So theres this guy named Mil Milington, right. He did a site called Things My Girlfriend and I Have Argued About. He’s also written a few books. In addition to that he sends out an email to his mailing list whenever he gets around to it. And he just got around to it.

Here’s a quick excerpt:

Our retinae screen different images. Her eyesight is freer, with less clichéd loci of attention, and it’s definitely no slave to either the visible portion of the electromagnetic spectrum or commonly-held laws of Physics. Illustratively, last night I’m driving home when, from the passenger seat, she points ahead at a car that’s driving towards us and shouts, “Watch out! That car’s on the other side of the road!”

“So?” I reply. “Oncoming cars are supposed to be on the other side of the road. That’s why we don’t run into them.
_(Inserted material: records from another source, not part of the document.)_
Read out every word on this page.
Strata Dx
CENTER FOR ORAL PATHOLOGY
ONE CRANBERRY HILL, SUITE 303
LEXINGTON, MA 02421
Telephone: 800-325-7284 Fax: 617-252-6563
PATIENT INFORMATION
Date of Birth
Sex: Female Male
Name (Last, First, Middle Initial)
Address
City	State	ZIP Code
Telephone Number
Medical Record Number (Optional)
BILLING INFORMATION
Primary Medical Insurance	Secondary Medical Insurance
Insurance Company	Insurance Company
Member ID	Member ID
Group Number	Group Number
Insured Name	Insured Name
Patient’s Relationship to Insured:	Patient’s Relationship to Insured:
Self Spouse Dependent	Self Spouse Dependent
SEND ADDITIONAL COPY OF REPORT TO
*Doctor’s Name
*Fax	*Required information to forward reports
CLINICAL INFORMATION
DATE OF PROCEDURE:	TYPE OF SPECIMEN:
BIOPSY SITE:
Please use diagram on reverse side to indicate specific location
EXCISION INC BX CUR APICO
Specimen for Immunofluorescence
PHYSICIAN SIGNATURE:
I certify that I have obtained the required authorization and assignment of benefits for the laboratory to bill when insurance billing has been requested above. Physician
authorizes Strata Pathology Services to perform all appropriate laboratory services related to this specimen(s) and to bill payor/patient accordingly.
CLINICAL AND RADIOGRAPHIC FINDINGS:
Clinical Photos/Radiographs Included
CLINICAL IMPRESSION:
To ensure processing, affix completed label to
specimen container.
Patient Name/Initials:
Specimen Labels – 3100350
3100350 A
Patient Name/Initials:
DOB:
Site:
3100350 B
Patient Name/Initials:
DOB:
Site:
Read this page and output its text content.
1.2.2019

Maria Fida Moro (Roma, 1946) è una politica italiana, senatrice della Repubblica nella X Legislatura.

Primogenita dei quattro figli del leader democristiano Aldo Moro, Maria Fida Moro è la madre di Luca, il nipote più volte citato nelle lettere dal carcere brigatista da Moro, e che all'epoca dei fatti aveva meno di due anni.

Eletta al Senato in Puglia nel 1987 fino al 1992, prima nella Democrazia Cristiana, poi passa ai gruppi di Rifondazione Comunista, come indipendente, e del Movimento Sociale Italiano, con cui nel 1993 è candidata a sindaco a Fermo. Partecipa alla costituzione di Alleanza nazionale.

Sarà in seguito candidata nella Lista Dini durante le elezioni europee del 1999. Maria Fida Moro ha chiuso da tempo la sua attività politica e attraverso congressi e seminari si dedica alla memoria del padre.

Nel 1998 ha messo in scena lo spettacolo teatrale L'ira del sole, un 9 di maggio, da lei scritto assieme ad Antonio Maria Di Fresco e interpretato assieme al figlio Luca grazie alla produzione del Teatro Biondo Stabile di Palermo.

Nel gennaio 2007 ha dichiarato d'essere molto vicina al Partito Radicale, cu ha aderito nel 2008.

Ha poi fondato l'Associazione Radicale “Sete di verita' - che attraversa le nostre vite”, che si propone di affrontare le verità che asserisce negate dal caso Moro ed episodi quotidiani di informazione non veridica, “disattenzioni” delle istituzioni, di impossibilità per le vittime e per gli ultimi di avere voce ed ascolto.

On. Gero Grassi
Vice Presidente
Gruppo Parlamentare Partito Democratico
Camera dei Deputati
You probably ought to shout only if you see one on our side of the road.” For clarity, I helpfully explain a key fact about yelling out warnings: “It’s all about picking your targets, really.”

She huffs at this nit-picking. (Oh, the car was on the other side of the road, by the way. This wasn’t simply infuriating, semantic pedantry on my part - because, as you know, I don’t indulge in that kind of behaviour.) And, for her view from the driver’s seat, we need go back only a few days. We’d been to the solicitor to complete our wills (yeah, we know how to party). In the car minutes later, Margret suddenly and rapidly asks me, “Are the wills in force now?” She asks this in conjunction with abruptly accelerating powerfully towards a set of changing traffic lights. I’m sure she’d call this ‘making an informed decision’. Having different priorities, I yelped an answer that may not have been legally correct, but it was the one I felt increased my chances of not needing to be cut from the vehicle by the emergency services. Call me boring, but when it comes to wills I like to play the long game.